Dr. Newel is no stranger to crises. She beat cancer in 2010, and lost her eldest son to an opioid overdose in 2016. Weeks ago, her aunt died after catching Covid-19 in an Ohio nursing home. Though she admitted to “feeling weary,” she said, she intends to stick it out. “I feel like I’m the right person in the right place at the right time to do this job,” she said, standing near the Santa Cruz Beach Boardwalk in late July.
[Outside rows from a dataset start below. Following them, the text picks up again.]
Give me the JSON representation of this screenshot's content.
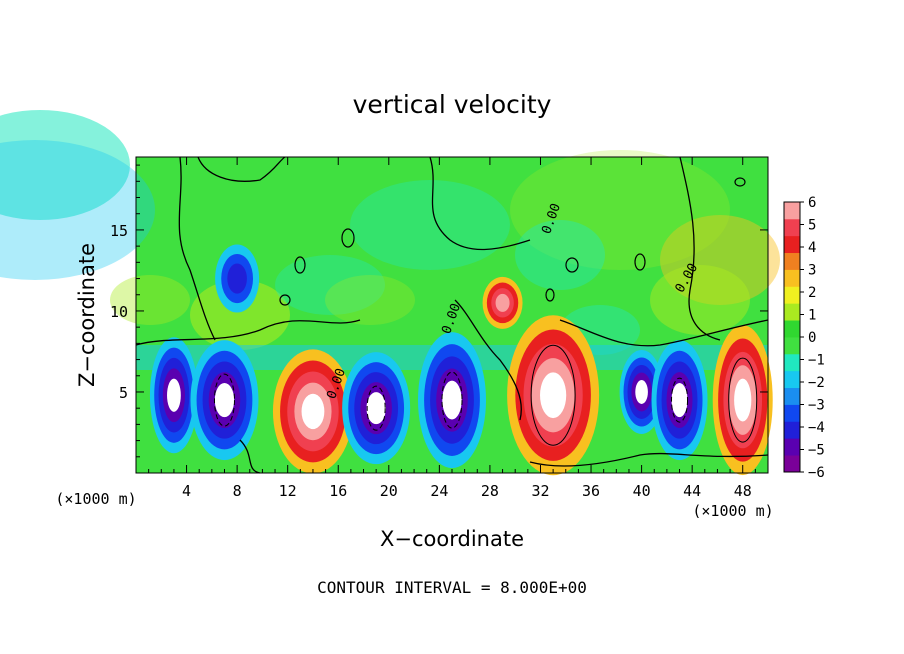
{
  "chart_data": {
    "type": "heatmap",
    "title": "vertical velocity",
    "xlabel": "X−coordinate",
    "ylabel": "Z−coordinate",
    "x_unit_left": "(×1000 m)",
    "x_unit_right": "(×1000 m)",
    "footer": "CONTOUR INTERVAL = 8.000E+00",
    "xlim": [
      0,
      50
    ],
    "ylim": [
      0,
      19.5
    ],
    "x_ticks": [
      4,
      8,
      12,
      16,
      20,
      24,
      28,
      32,
      36,
      40,
      44,
      48
    ],
    "y_ticks": [
      5,
      10,
      15
    ],
    "colorbar": {
      "range": [
        -6,
        6
      ],
      "ticks": [
        6,
        5,
        4,
        3,
        2,
        1,
        0,
        -1,
        -2,
        -3,
        -4,
        -5,
        -6
      ],
      "colors": [
        "#7a0099",
        "#5a00b0",
        "#2020d8",
        "#1048f0",
        "#1a8ef0",
        "#18c8f0",
        "#20e8c0",
        "#40e040",
        "#30d830",
        "#aaea20",
        "#f0f020",
        "#f8c020",
        "#f08020",
        "#e82020",
        "#f04050",
        "#f8a0a0"
      ]
    },
    "contour_labels": [
      "0.00",
      "0.00",
      "0.00",
      "0.00"
    ],
    "features": [
      {
        "kind": "downdraft",
        "x": 3,
        "z": 4.8,
        "w": -6
      },
      {
        "kind": "downdraft",
        "x": 7,
        "z": 4.5,
        "w": -6
      },
      {
        "kind": "updraft",
        "x": 14,
        "z": 3.8,
        "w": 6
      },
      {
        "kind": "downdraft",
        "x": 19,
        "z": 4.0,
        "w": -6
      },
      {
        "kind": "downdraft",
        "x": 25,
        "z": 4.5,
        "w": -6
      },
      {
        "kind": "updraft",
        "x": 33,
        "z": 4.8,
        "w": 6
      },
      {
        "kind": "downdraft",
        "x": 40,
        "z": 5.0,
        "w": -5
      },
      {
        "kind": "downdraft",
        "x": 43,
        "z": 4.5,
        "w": -6
      },
      {
        "kind": "updraft",
        "x": 48,
        "z": 4.5,
        "w": 6
      },
      {
        "kind": "updraft",
        "x": 29,
        "z": 10.5,
        "w": 4
      },
      {
        "kind": "downdraft",
        "x": 8,
        "z": 12,
        "w": -3
      }
    ]
  }
}
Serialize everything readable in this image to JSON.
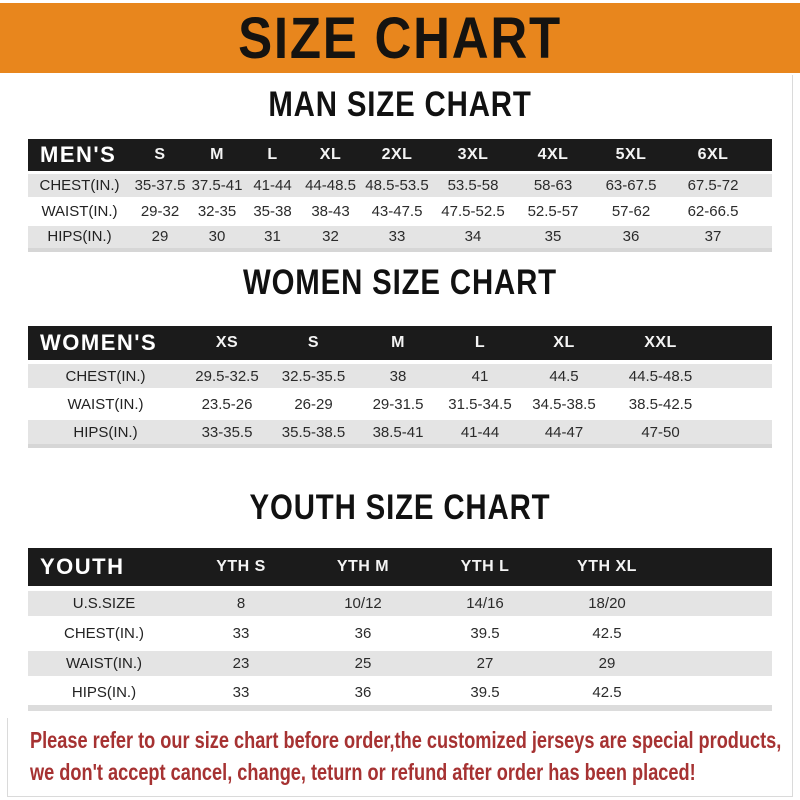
{
  "banner": {
    "title": "SIZE CHART"
  },
  "colors": {
    "banner_orange": "#E8861D",
    "header_black": "#1B1B1B",
    "row_gray": "#E4E4E4",
    "note_red": "#A63232"
  },
  "sections": [
    {
      "heading": "MAN SIZE CHART",
      "table": {
        "label": "MEN'S",
        "columns": [
          "S",
          "M",
          "L",
          "XL",
          "2XL",
          "3XL",
          "4XL",
          "5XL",
          "6XL"
        ],
        "rows": [
          {
            "label": "CHEST(IN.)",
            "values": [
              "35-37.5",
              "37.5-41",
              "41-44",
              "44-48.5",
              "48.5-53.5",
              "53.5-58",
              "58-63",
              "63-67.5",
              "67.5-72"
            ]
          },
          {
            "label": "WAIST(IN.)",
            "values": [
              "29-32",
              "32-35",
              "35-38",
              "38-43",
              "43-47.5",
              "47.5-52.5",
              "52.5-57",
              "57-62",
              "62-66.5"
            ]
          },
          {
            "label": "HIPS(IN.)",
            "values": [
              "29",
              "30",
              "31",
              "32",
              "33",
              "34",
              "35",
              "36",
              "37"
            ]
          }
        ]
      }
    },
    {
      "heading": "WOMEN SIZE CHART",
      "table": {
        "label": "WOMEN'S",
        "columns": [
          "XS",
          "S",
          "M",
          "L",
          "XL",
          "XXL"
        ],
        "rows": [
          {
            "label": "CHEST(IN.)",
            "values": [
              "29.5-32.5",
              "32.5-35.5",
              "38",
              "41",
              "44.5",
              "44.5-48.5"
            ]
          },
          {
            "label": "WAIST(IN.)",
            "values": [
              "23.5-26",
              "26-29",
              "29-31.5",
              "31.5-34.5",
              "34.5-38.5",
              "38.5-42.5"
            ]
          },
          {
            "label": "HIPS(IN.)",
            "values": [
              "33-35.5",
              "35.5-38.5",
              "38.5-41",
              "41-44",
              "44-47",
              "47-50"
            ]
          }
        ]
      }
    },
    {
      "heading": "YOUTH SIZE CHART",
      "table": {
        "label": "YOUTH",
        "columns": [
          "YTH S",
          "YTH M",
          "YTH L",
          "YTH XL"
        ],
        "rows": [
          {
            "label": "U.S.SIZE",
            "values": [
              "8",
              "10/12",
              "14/16",
              "18/20"
            ]
          },
          {
            "label": "CHEST(IN.)",
            "values": [
              "33",
              "36",
              "39.5",
              "42.5"
            ]
          },
          {
            "label": "WAIST(IN.)",
            "values": [
              "23",
              "25",
              "27",
              "29"
            ]
          },
          {
            "label": "HIPS(IN.)",
            "values": [
              "33",
              "36",
              "39.5",
              "42.5"
            ]
          }
        ]
      }
    }
  ],
  "disclaimer": {
    "line1": "Please refer to our size chart before order,the customized jerseys are special products,",
    "line2": "we don't accept cancel, change, teturn or refund after order has been placed!"
  }
}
Since then, the situation has grown increasingly dire. Santa Cruz County recently recorded more cases in one week than in all of April and May combined. More than 20 outbreaks are being tracked across the county, including outbreaks in four skilled nursing facilities and a homeless shelter. The county expanded the number of agencies empowered to enforce local and state health orders — but not in time to keep Santa Cruz off the governor’s watch list. On July 28, the county’s indoor gyms, hair salons and places of worship were once again forced to close.
This time, though, Dr. Newel didn’t announce the closures with a local health order. She defaulted to the state health department. It wasn’t that she was afraid of the inevitable backlash, she insisted. She just thought that if she issued the order herself, the outcome would be insignificant.
“I don’t think that there’s really much that the public will listen to in terms of local health officer orders,” she said. “They’re just not willing to do more than they’re already doing.”